29720259006624277/000 (per un importo di € 39.927,15) e l'indicazione in ricorso di un numero diverso costituisce un mero errore materiale;
b) l'atto allegato, l'importo, i tributi contestati e il credito sotteso consentono di individuare l'oggetto dell'impugnazione; c) il ricorso è stato notificato ad Agenzia delle Entrate-
Riscossione e all'Agenzia delle Entrate;
d) l'omessa o errata indicazione di una parte nell'epigrafe non determina l'inammissibilità del gravame se dal contesto e dall'atto impugnato le parti sono identificabili;
e) non è stata fornita prova della notifica degli atti prodromici o di altri atti interruttivi;
f) la prescrizione del credito può essere eccepita anche dopo l'adozione di una cartella di pagamento non impugnata (Cassazione n.
18152/2024).
Nella pubblica udienza in data odierna la causa è stata trattenuta in decisione.
MOTIVI DELLA DECISIONE
Si osserva quanto segue.
L'Agenzia delle Entrate ha eccepito l'inammissibilità del gravame per omessa indicazione della medesima
Agenzia delle Entrate nell'epigrafe del ricorso.

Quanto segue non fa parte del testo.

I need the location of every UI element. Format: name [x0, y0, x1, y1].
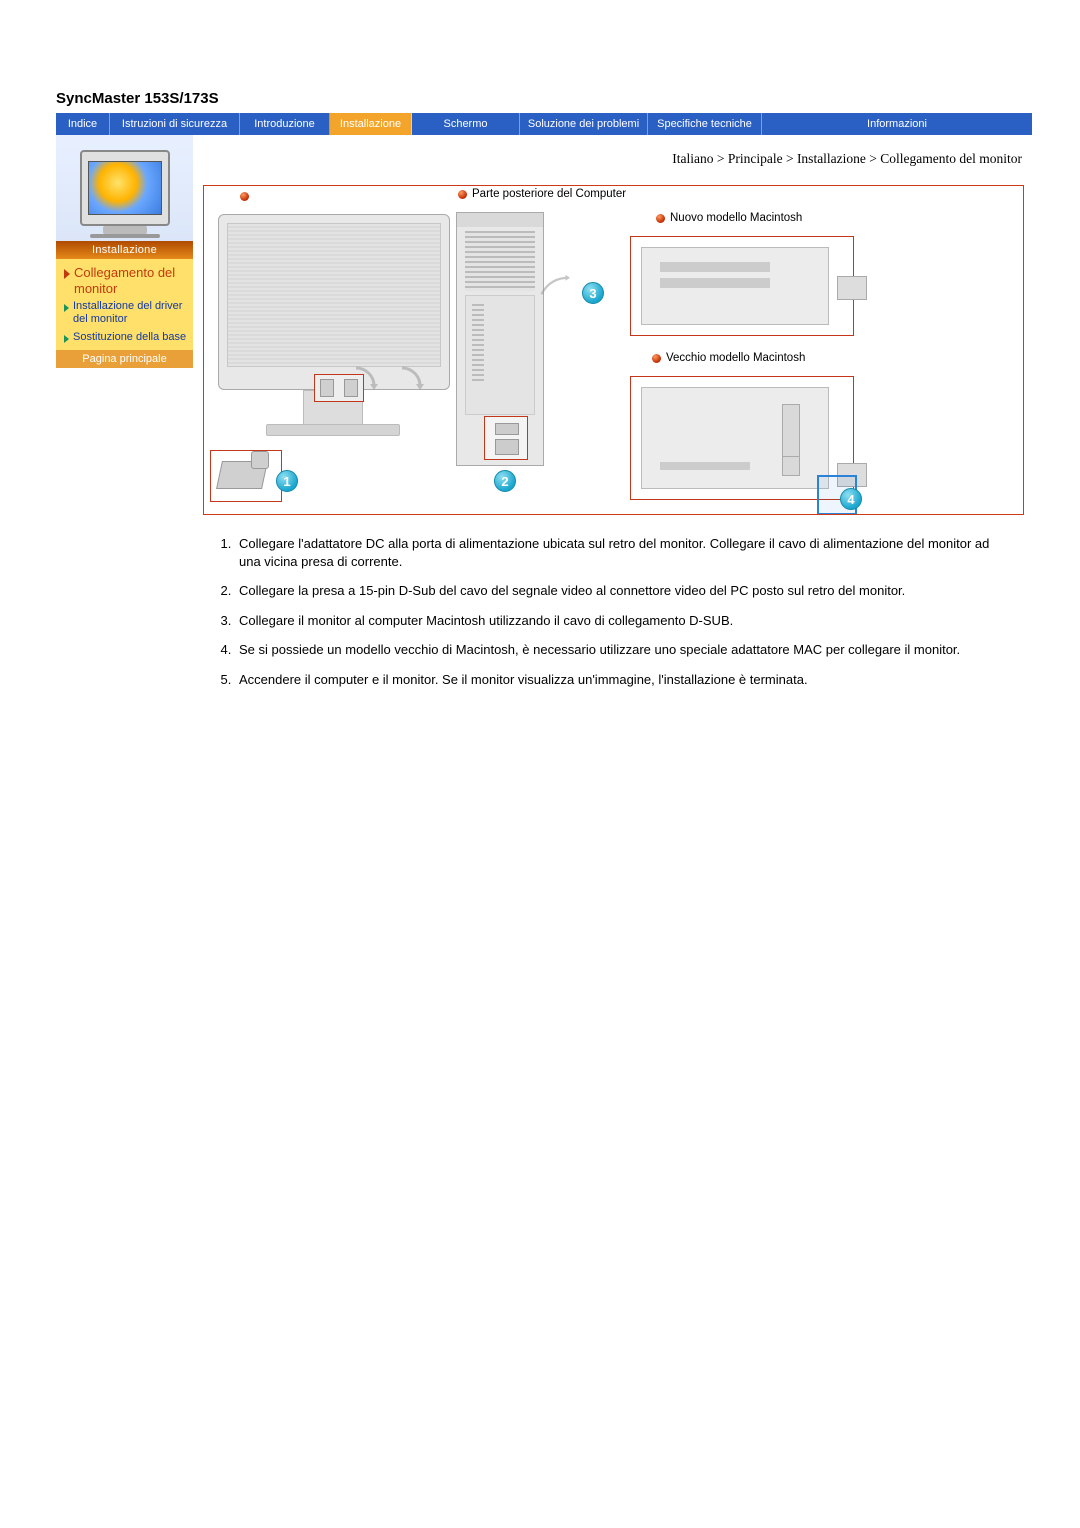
instruction-item: Collegare il monitor al computer Macinto…: [235, 612, 1014, 630]
instruction-item: Accendere il computer e il monitor. Se i…: [235, 671, 1014, 689]
tab-bar: Indice Istruzioni di sicurezza Introduzi…: [56, 113, 1032, 135]
arrow-right-icon: [64, 304, 69, 312]
connection-diagram: Parte posteriore del Computer Nuovo mode…: [203, 185, 1024, 515]
mac-new-illustration: [630, 236, 854, 336]
arrow-icon: [354, 366, 384, 390]
sidebar-link-collegamento[interactable]: Collegamento del monitor: [64, 265, 187, 296]
sidebar-image: [56, 135, 193, 241]
tab-schermo[interactable]: Schermo: [412, 113, 520, 135]
sidebar-link-label: Collegamento del monitor: [74, 265, 187, 296]
arrow-right-icon: [64, 335, 69, 343]
main-content: Italiano > Principale > Installazione > …: [193, 135, 1032, 700]
sidebar-heading: Installazione: [56, 241, 193, 259]
sidebar-link-base[interactable]: Sostituzione della base: [64, 331, 187, 344]
sidebar-link-label: Installazione del driver del monitor: [73, 300, 187, 326]
tab-introduzione[interactable]: Introduzione: [240, 113, 330, 135]
sidebar-home-link[interactable]: Pagina principale: [56, 350, 193, 368]
instruction-item: Collegare la presa a 15-pin D-Sub del ca…: [235, 582, 1014, 600]
label-text: Nuovo modello Macintosh: [670, 212, 802, 224]
dot-icon: [656, 214, 665, 223]
label-text: Vecchio modello Macintosh: [666, 352, 805, 364]
instruction-item: Se si possiede un modello vecchio di Mac…: [235, 641, 1014, 659]
mac-old-illustration: [630, 376, 854, 500]
badge-1: 1: [276, 470, 298, 492]
tab-istruzioni[interactable]: Istruzioni di sicurezza: [110, 113, 240, 135]
arrow-icon: [400, 366, 430, 390]
label-text: Parte posteriore del Computer: [472, 188, 626, 200]
label-monitor-back: [240, 192, 254, 201]
tab-indice[interactable]: Indice: [56, 113, 110, 135]
tab-soluzione[interactable]: Soluzione dei problemi: [520, 113, 648, 135]
arrow-icon: [540, 274, 570, 298]
label-mac-new: Nuovo modello Macintosh: [656, 212, 802, 224]
sidebar-links: Collegamento del monitor Installazione d…: [56, 259, 193, 350]
dot-icon: [458, 190, 467, 199]
badge-3: 3: [582, 282, 604, 304]
instruction-list: Collegare l'adattatore DC alla porta di …: [235, 535, 1014, 688]
computer-io-highlight: [484, 416, 528, 460]
page-title: SyncMaster 153S/173S: [56, 90, 1032, 107]
sidebar: Installazione Collegamento del monitor I…: [56, 135, 193, 700]
dc-adapter-illustration: [210, 450, 282, 502]
arrow-right-icon: [64, 269, 70, 279]
sidebar-link-driver[interactable]: Installazione del driver del monitor: [64, 300, 187, 326]
label-mac-old: Vecchio modello Macintosh: [652, 352, 805, 364]
monitor-back-illustration: [218, 214, 450, 442]
dot-icon: [240, 192, 249, 201]
tab-installazione[interactable]: Installazione: [330, 113, 412, 135]
sidebar-link-label: Sostituzione della base: [73, 331, 186, 344]
badge-2: 2: [494, 470, 516, 492]
badge-4: 4: [840, 488, 862, 510]
instruction-item: Collegare l'adattatore DC alla porta di …: [235, 535, 1014, 570]
dot-icon: [652, 354, 661, 363]
tab-informazioni[interactable]: Informazioni: [762, 113, 1032, 135]
breadcrumb: Italiano > Principale > Installazione > …: [203, 151, 1022, 167]
label-computer-back: Parte posteriore del Computer: [458, 188, 626, 200]
tab-specifiche[interactable]: Specifiche tecniche: [648, 113, 762, 135]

L'eccezione non è fondata, in quanto: a) il ricorso è stato notificato sia all'Agenzia delle Entrate che all'Agenzia delle Entrate-Riscossione; b) in ogni caso, la giurisprudenza è costante nel ritenere che l'omessa o errata indicazione di una delle parti nell'intestazione dell'atto non comporta l'inammissibilità del gravame, qualora l'individuazione del soggetto sia comunque possibile senza incertezze attraverso l'esame complessivo dell'atto stesso, dei suoi allegati e delle notifiche effettuate (Cassazione Civile, V, n. 19202/2019); c) la costituzione in giudizio dell'Agenzia delle Entrate, che ha potuto pienamente esercitare il proprio diritto di difesa, dimostra l'insussistenza di incertezza sostanziale e prova che lo scopo dell'atto è stato raggiunto.
Per quanto attiene alla discordanza sul numero dell'atto impugnato, la Sezione rileva che: a) viene in rilievo un mero errore materiale;
b) l'identificazione dell'atto impugnato è garantita, non solo dal suo numero identificativo, ma anche da altri elementi quali la data di notifica, l'importo richiesto, la natura dei tributi, il contenuto complessivo del ricorso e degli atti allegati;
c) nel caso in esame, come risulta dalle stesse difese della parte resistente costituita in giudizio, l'oggetto del contendere si individua in mono inequivoco, dovendo quindi attribuirsi prevalenza alla sostanza rispetto alla forma (Cassazione Civile, V, n. 8158/2022).
Per quanto attiene al merito della controversia, risulta fondato e assorbente il motivo di gravame con cui la parte ricorrente ha lamentato l'omessa notifica degli atti prodromici, con le eventuali conseguenze, tra l'altro, in materia di prescrizione, nei casi in cui la stessa possa considerarsi maturata.
L'Agenzia delle Entrate, infatti, ha depositato semplicemente un avviso di accertamento con la dicitura a stampa “notificato in data 17 febbraio 2015”, ma senza alcuna documentazione relativa a tale notifica (che ovviamente non può essere autodichiarata).
Pertanto, il ricorso va accolto, con conseguente annullamento dell'atto impugnato.
Avuto riguardo al complessivo svolgimento della vicenda, le spese di lite possono essere compensate.
P.Q.M.
1) accoglie il ricorso e annulla il provvedimento impugnato;
2) compensa fra le parti le spese di giudizio.